Best Documentaries of All Time

Inspired by my recent viewing of Tony Kaye’s outstanding Lake of Fire, here is my list of the best documentaries as of June 2010. No, I have not seen Nanook.

1. Capturing the Friedmans

This is my vote for the greatest documentary of all time (if I had to pick one). It is one of the most difficult films I’ve ever seen. It seamlessly blends new footage with the huge amount of home movies the Friedmans shot over the years.

2. The Man with a Movie Camera

This is a revolutionary film and possibly the most important documentary ever made. But it’s strictly for film geeks.

3. Night and Fog

This is probably the first film I ever had a visceral reaction to. The first time I saw it was in Grade 11 Politics (I know, weird). I couldn’t eat lunch. I think I struggled through dinner. I remember feeling out of sorts for a week. It’s easier to watch it a second time, but it’s still one of the most powerful films ever made.

4. Hoop Dreams

An absolutely incredible film. Perhaps more so since the filmmakers had no idea the story would turn out the way it does. The greatest sports movie ever made.

5. Don’t Look Back

The music documentary.

6. Lake of Fire

As detailed a film exploration of an issue as you’ll find anywhere. Also extremely artistic. Though one-sided, it attempts to balance out its bias as few other films have.

7. Grizzly Man

In some way, this is a little similar to the Friedman’s, as again we have an obsessive documentarian providing the fodder for a great filmmaker to make a classic film. This film, and its subject, is almost incomprehensible, given what we know about Grizzly Bears. I still can’t believe this guy ever existed.

8. Burden of Dreams

Perhaps the greatest documentary about the the making of a film. As has many of the same qualities as Herzog’s greatest films, not just Fitzcaraldo but the other Kinski films.

9. The Last Waltz

Music from Big Pink stands outside of time. This is perhaps as close as we’ll get to understanding how and why. It also documents a concert that is hard for someone like me to imagine.

10. The Thin Blue Line

It reversed a verdict. Enough said.

11. Culloden

11. Dark Side of the Moon

Both of these are not really true documentaries. But the line is a blurry one anyway. Culloden is an amazing recreation of the battle as if film existed at the time (a revolutionary conceit). Dark Side of the Moon is essential viewing in this era where few people can agree on “fact.”

13. Brother’s Keeper

13. Paradise Lost: the Child Murders at Robin Hood Hills

Two essential films about justice. The first shows us how we can never really know what happened in the past. The second shows us the issues of justice in context, which of course is the only way we can have it in reality.

15. Atilla ’74

Interesting and moving at the same time.

16. Blindsight

16. Murderball

Two of the most inspirational films I’ve ever seen.
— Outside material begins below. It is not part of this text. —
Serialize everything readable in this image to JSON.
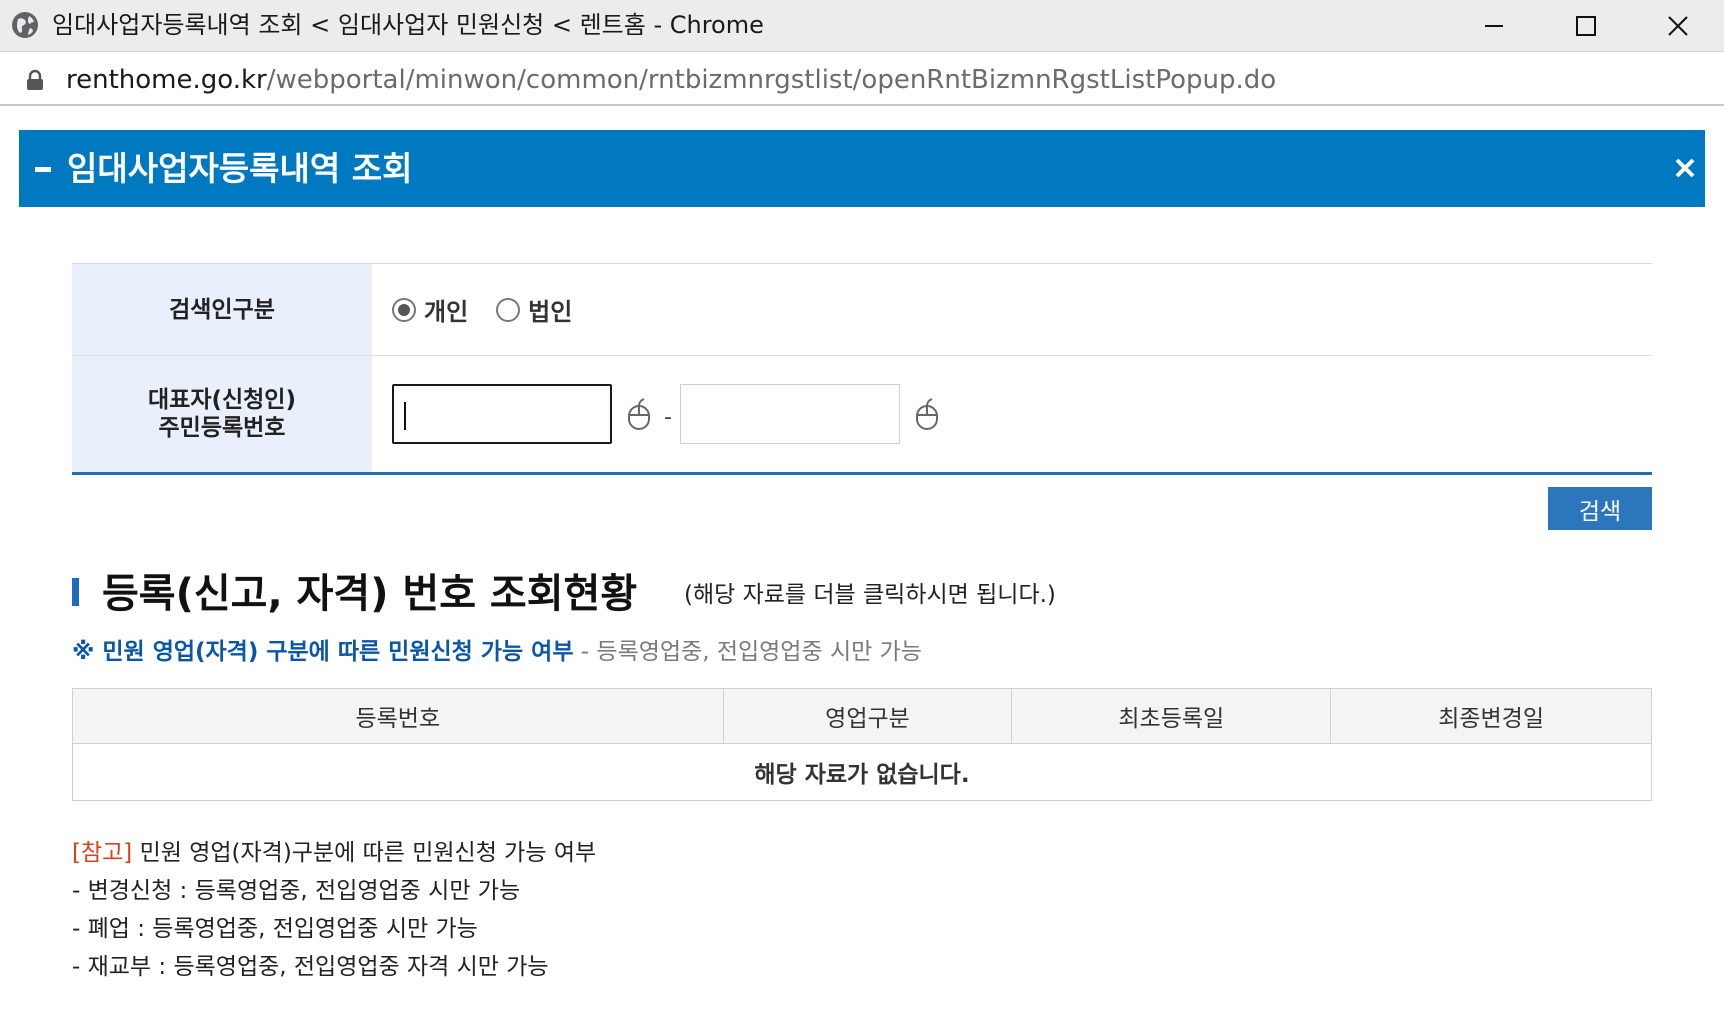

18. Little Dieter Needs to Fly

The story itself is incredible. The way Herzog tells it elevates it to another level entirely.

19. No End in Sight

The best (non-fiction) film about that SNAFU.

20. Hands on a Hard Body

Extremely compelling despite its subject. This kind of thing has become much more commonplace now (I have even seen a TV series that imitated this film completely) but at the time it was pretty unique.

21. Koyaanisqatsi

A landmark.

22. Fast, Fast Cheap and Out of Control

Sort of impossible to encapsulate.

23. General Idi Amin: a Self Portrait

Frightening, with an amazing amount of access.

24. Gates of Heaven

These people sound crazy. But somehow Morris humanizes them in a way I never imagined possible.

25. Lessons of Darkness

Another pseudo documentary. Anti-war, pro-environment, with a fictional conceit that doesn’t hold up at all. It’s still a ridiculous experience.

26. The War Game


27. No Direction Home

Not at the same level as Don’t Look Back, it’s still very interesting.

28. Spellbound

I still can’t believe I could ever come to be riveted by a spelling B. Look what it has wrought…

29. The Fog of War

Fascinating and extremely informative. Essential viewing for anyone who thinks being a leader is an easy job.

I don’t have a 30th film because that would have meant sorting through countless 8/10 docs. But I’ll just say Lost in La Mancha is pretty great too.

1 Comment

  1. I cheated. I realized after I posted that I included Night and Fog but I didn't include any other shorts (and there are a number of great ones I've seen, especially involving Herzog). I guess I feel like Night and Fog, though short, is still a similar emotional experience to watching a feature, as it feels like you've been watching a much longer film.